Zoom's one investible aspect was eliminated in Q1

As mentioned, Zoom isn't growing very fast: Its revenue rose 3% year over year in Q1 of FY 2024 (ending April 30). Furthermore, while many tech companies gained efficiency over the past year, Zoom's operating expenses skyrocketed, rising 33% in Q1.

For expenses to expand that quickly when the underlying business doesn't have any major growth drivers is a massive concern, especially since it destroyed the one thing Zoom had going for it: profitability.

Zoom's earnings per share (EPS) tumbled from $0.38 to $0.05 and will likely not have any growth to increase this figure in the near future.

ZM EPS Diluted (Quarterly) Chart

ZM EPS Diluted (Quarterly) data by YCharts

The only thing Zoom has going for it right now is its gigantic cash hoard. With over $5.5 billion in cash and marketable securities and no debt on its balance sheet and growing, over 25% of its $20 billion valuation is attributable to its balance sheet.

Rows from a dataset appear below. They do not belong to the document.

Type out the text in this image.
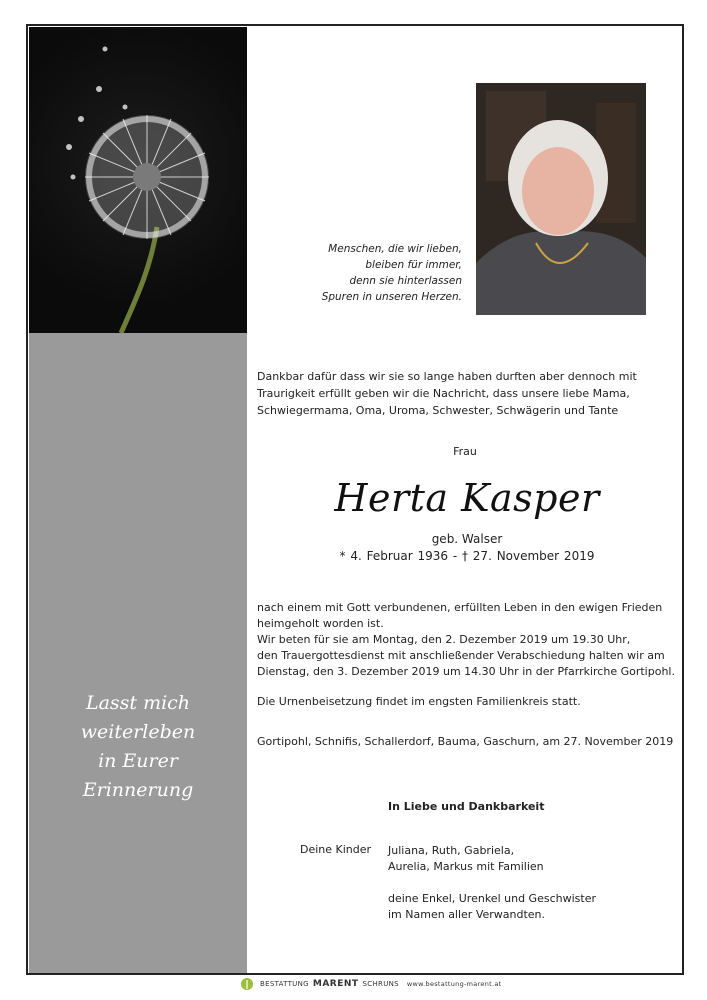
Lasst mich
weiterleben
in Eurer
Erinnerung
Menschen, die wir lieben,
bleiben für immer,
denn sie hinterlassen
Spuren in unseren Herzen.
Dankbar dafür dass wir sie so lange haben durften aber dennoch mit
Traurigkeit erfüllt geben wir die Nachricht, dass unsere liebe Mama,
Schwiegermama, Oma, Uroma, Schwester, Schwägerin und Tante
Frau
Herta Kasper
geb. Walser
* 4. Februar 1936 - † 27. November 2019

nach einem mit Gott verbundenen, erfüllten Leben in den ewigen Frieden

heimgeholt worden ist.

Wir beten für sie am Montag, den 2. Dezember 2019 um 19.30 Uhr,

den Trauergottesdienst mit anschließender Verabschiedung halten wir am

Dienstag, den 3. Dezember 2019 um 14.30 Uhr in der Pfarrkirche Gortipohl.

Die Urnenbeisetzung findet im engsten Familienkreis statt.
Gortipohl, Schnifis, Schallerdorf, Bauma, Gaschurn, am 27. November 2019
In Liebe und Dankbarkeit
Deine Kinder Juliana, Ruth, Gabriela,
Aurelia, Markus mit Familien
deine Enkel, Urenkel und Geschwister
im Namen aller Verwandten.
BESTATTUNG MARENT SCHRUNS www.bestattung-marent.at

Zoom could go out and buy a business with that cash, but it hasn't explored any options ever since Five9 shareholders shot down the Five9 acquisition. It has been nearly a year since that occurred, and with valuations only getting more expensive, management may have missed a significant opportunity to secure another growth wing.

That's too many strikes against Zoom, and the stock isn't worth holding on to anymore. Zoom shouldn't be considered a growth stock, since it hasn't increased its revenue by more than 10% in a year. It might fall into value stock territory if Zoom decreased its expenses or bought back stock, but it's doing neither.

There are many more promising stocks out there, and I'd rather deploy my investing capital to one of those companies than leave it with Zoom. While Zoom has taken shareholders on quite the roller-coaster ride, it may be time to find a new one.